População sofre com falta de medicamentos básicos como dipirona e antibióticos

23 Ago 2014 - 10h37Por MS Notícias

O prefeito de Nova Alvorada do sul, Juvenal Assunção Neto (PSDB), sofre queixas da população. Desta vez, depois de ser investigado por superfaturar preços de alimentos adquiridos pela prefeitura para merenda escolar sem entregar aos alunos os alimentos comprados, o tucano virou alvo de mais críticas por descaso para com a saúde do município.

O único hospital que existe em Nova Alvorada do Sul é o Hospital Francisco Ortega se encontra em precárias condições conforme relatos de funcionários e pacientes. De acordo com um paciente que procurou a equipe do MS Notícias, por falta de pagamento de salários aos médicos e enfermeiros, o hospital ficou praticamente abandonado sem profissionais nos últimos três meses.

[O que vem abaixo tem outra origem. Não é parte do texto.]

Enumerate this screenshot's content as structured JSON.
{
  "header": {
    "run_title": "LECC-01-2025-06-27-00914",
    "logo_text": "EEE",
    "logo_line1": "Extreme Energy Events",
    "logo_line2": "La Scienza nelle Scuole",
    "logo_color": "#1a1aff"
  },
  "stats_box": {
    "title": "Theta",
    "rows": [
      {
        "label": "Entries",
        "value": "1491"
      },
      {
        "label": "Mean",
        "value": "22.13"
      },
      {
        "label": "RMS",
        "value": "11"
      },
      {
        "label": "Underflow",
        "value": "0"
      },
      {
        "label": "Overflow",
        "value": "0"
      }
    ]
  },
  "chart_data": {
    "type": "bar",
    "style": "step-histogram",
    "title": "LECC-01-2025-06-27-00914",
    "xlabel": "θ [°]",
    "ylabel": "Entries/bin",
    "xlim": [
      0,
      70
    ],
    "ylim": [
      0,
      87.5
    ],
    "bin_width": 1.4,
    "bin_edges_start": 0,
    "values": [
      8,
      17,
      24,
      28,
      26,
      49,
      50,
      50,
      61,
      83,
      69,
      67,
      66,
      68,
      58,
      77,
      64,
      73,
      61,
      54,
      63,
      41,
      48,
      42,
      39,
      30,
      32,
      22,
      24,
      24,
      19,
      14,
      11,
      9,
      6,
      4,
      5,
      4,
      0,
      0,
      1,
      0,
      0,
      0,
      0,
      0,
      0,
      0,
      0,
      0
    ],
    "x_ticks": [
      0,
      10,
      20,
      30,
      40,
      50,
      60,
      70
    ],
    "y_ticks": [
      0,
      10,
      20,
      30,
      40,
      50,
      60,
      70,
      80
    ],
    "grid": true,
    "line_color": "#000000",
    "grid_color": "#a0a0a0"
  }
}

Embora o prefeito tenha acertado os três últimos salários atrasados na semana passada, as férias ainda não foram pagas e faltam muitos medicamentos e materiais cirúrgicos no hospital, o que compromete o atendimento seguro e de qualidade aos pacientes. O MS Notícias teve acesso, com exclusividade, à lista de medicamentos em falta do hospital.

Ceftriaxona, usado para tratar infecções urinárias, infecções de pele e nos rins. Dramin, frequentemente usado por mulheres grávidas para combater náuseas e dores de cabeça. Outro remédio em falta é Dipirona, usado para combater febre especialmente de crianças.

Além destes, há mais de três meses, não existe no hospital Dimeticona, usado em recém nascidos para combater gases. Outro medicamento em falta é o Eritromicida, usado para tratar de doenças como sífilis e gonorreia. Anti-inflamatórios básicos como Ibuprofeno também estão em falta há meses e pacientes apenas recebem uma receita e são obrigados a comprar os remédios.

 Os pacientes que sofrem de hipertensão são um dos principais prejudicados, pois o Metildopa, principal remédio usado no controle da pressão arterial não pode ser encontrado no hospital. Além dele, Amitriptilina medicamento utilizado no combate à depressão também está em falta.

Além de remédios, materiais cirúrgicos como seringas de dez ml, usadas para aplicação de medicamentos e injeções não existem no hospital há três meses assim como fios de sutura e coletores para exame. Segundo funcionários do Francisco Ortega, nem materiais de limpeza têm sido entregues pela prefeitura.

Os funcionários e alguns pacientes que denunciaram o caso contam que já procuraram a prefeitura diversas vezes para reclamar e pedir ajuda, mas nunca foram recebidos pelo prefeito nem pela secretária municipal de saúde Adeliza Abrami.